WASHINGTON (Reuters) – The U.S. Department of Defense is considering a U.S. military request to send about 5,000 additional troops to the Middle East amid increasing tensions with Iran, two U.S. officials told Reuters on Wednesday.
Tehran and Washington have this month been escalating rhetoric against each other, following U.S. President Donald Trump’s decision to try to cut Iran’s oil exports to zero and beef up the U.S. military presence in the Gulf in response to what he said were Iranian threats.
The officials, speaking on the condition of anonymity, said the request had been made by U.S. Central Command, but added that it was not clear whether the Pentagon would approve the request.
The Pentagon regularly receives – and declines – requests for additional resources from U.S. combatant commands throughout the world.
One of the officials said the requested troops would be defensive in nature.
This appeared to be the latest request for additional resources in the face of what U.S. officials have said are credible threats from Iran against U.S. forces and American interests in the Middle East.

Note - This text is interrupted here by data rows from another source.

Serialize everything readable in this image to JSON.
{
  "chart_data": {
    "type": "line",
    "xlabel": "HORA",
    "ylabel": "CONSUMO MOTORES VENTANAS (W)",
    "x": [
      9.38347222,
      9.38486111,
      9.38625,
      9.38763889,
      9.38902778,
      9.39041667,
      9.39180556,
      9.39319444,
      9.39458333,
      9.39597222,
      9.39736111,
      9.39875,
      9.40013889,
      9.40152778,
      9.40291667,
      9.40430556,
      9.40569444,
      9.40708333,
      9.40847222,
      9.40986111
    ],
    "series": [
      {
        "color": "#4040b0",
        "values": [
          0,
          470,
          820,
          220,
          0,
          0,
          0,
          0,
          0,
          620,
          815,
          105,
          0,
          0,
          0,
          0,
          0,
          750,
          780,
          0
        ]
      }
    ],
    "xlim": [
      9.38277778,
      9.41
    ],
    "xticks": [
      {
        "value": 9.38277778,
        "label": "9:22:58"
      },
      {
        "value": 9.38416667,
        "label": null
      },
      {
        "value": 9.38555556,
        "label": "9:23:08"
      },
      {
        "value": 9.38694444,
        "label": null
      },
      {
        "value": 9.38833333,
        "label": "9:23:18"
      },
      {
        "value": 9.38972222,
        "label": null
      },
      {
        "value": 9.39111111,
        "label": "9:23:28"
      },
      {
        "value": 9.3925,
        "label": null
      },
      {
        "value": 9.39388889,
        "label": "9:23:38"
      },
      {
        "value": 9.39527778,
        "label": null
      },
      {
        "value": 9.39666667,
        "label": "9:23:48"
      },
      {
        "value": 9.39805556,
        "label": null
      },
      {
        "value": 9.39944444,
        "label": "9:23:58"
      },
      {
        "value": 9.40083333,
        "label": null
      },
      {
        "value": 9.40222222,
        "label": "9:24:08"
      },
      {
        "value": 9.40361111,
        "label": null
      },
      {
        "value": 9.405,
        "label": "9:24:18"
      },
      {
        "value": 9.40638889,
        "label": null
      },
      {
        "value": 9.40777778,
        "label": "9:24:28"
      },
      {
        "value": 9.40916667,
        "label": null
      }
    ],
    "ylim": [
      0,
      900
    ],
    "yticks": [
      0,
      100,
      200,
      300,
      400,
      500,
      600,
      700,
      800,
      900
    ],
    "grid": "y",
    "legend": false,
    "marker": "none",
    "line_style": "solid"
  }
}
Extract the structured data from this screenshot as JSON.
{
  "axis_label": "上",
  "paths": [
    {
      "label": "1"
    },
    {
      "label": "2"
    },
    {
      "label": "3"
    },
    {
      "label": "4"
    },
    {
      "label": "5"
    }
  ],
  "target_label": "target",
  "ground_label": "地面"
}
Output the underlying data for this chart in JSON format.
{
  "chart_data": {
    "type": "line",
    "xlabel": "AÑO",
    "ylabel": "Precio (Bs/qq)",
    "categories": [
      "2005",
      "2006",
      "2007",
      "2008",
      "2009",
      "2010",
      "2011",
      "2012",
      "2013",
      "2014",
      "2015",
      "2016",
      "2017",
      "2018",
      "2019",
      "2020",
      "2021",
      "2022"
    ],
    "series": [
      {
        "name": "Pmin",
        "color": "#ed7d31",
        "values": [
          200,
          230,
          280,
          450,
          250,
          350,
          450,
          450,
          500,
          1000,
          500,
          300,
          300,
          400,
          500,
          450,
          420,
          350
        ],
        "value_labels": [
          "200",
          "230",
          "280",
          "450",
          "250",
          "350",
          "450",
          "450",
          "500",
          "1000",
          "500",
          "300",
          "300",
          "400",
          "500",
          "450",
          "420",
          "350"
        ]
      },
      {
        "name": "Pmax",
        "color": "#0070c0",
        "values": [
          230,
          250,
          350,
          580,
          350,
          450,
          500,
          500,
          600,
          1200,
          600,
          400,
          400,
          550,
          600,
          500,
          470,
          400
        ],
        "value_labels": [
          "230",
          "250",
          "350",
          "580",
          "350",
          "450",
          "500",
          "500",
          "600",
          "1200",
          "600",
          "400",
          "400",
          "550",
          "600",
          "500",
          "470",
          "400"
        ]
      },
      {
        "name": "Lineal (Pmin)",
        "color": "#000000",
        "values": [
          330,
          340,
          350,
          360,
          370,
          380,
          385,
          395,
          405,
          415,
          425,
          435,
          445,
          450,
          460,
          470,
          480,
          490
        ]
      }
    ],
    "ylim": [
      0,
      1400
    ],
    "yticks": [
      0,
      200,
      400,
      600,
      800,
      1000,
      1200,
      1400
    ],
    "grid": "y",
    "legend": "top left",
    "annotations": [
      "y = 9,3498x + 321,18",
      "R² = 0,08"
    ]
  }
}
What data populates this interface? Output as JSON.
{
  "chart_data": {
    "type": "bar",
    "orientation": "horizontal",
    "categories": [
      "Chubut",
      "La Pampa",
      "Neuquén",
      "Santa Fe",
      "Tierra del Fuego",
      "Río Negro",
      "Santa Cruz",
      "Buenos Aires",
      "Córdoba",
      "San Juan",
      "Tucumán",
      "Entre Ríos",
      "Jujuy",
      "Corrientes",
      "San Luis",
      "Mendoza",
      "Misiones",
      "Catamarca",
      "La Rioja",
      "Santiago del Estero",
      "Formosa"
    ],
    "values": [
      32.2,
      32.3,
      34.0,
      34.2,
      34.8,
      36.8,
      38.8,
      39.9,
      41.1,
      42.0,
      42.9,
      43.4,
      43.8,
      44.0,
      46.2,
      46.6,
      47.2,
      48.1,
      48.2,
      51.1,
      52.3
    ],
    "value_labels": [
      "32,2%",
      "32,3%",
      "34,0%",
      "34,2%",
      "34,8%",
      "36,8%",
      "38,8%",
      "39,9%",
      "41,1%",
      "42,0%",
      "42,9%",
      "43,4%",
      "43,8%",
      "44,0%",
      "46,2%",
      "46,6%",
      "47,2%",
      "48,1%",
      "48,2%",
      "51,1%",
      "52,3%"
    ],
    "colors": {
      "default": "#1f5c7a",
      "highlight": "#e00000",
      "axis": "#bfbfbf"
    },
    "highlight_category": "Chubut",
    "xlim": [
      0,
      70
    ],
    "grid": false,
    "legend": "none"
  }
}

The Pentagon declined to comment on future plans.
“As a matter of longstanding policy, we are not going to discuss or speculate on potential future plans and requests for forces,” Commander Rebecca Rebarich, a Pentagon spokeswoman, said on Wednesday.
Acting U.S. Defense Secretary Patrick Shanahan said on Tuesday that while threats from Iran in the Middle East remained high, deterrence measures taken by the Pentagon had “put on hold” the potential for attacks on Americans.
The U.S. military deployed a carrier strike group, bombers and Patriot missiles to the Middle East earlier this month in response to what Washington said were troubling indications of possible preparations for an attack by Iran.
Trump had warned on Monday that Iran would be met with “great force” if it attacked U.S. interests in the Middle East.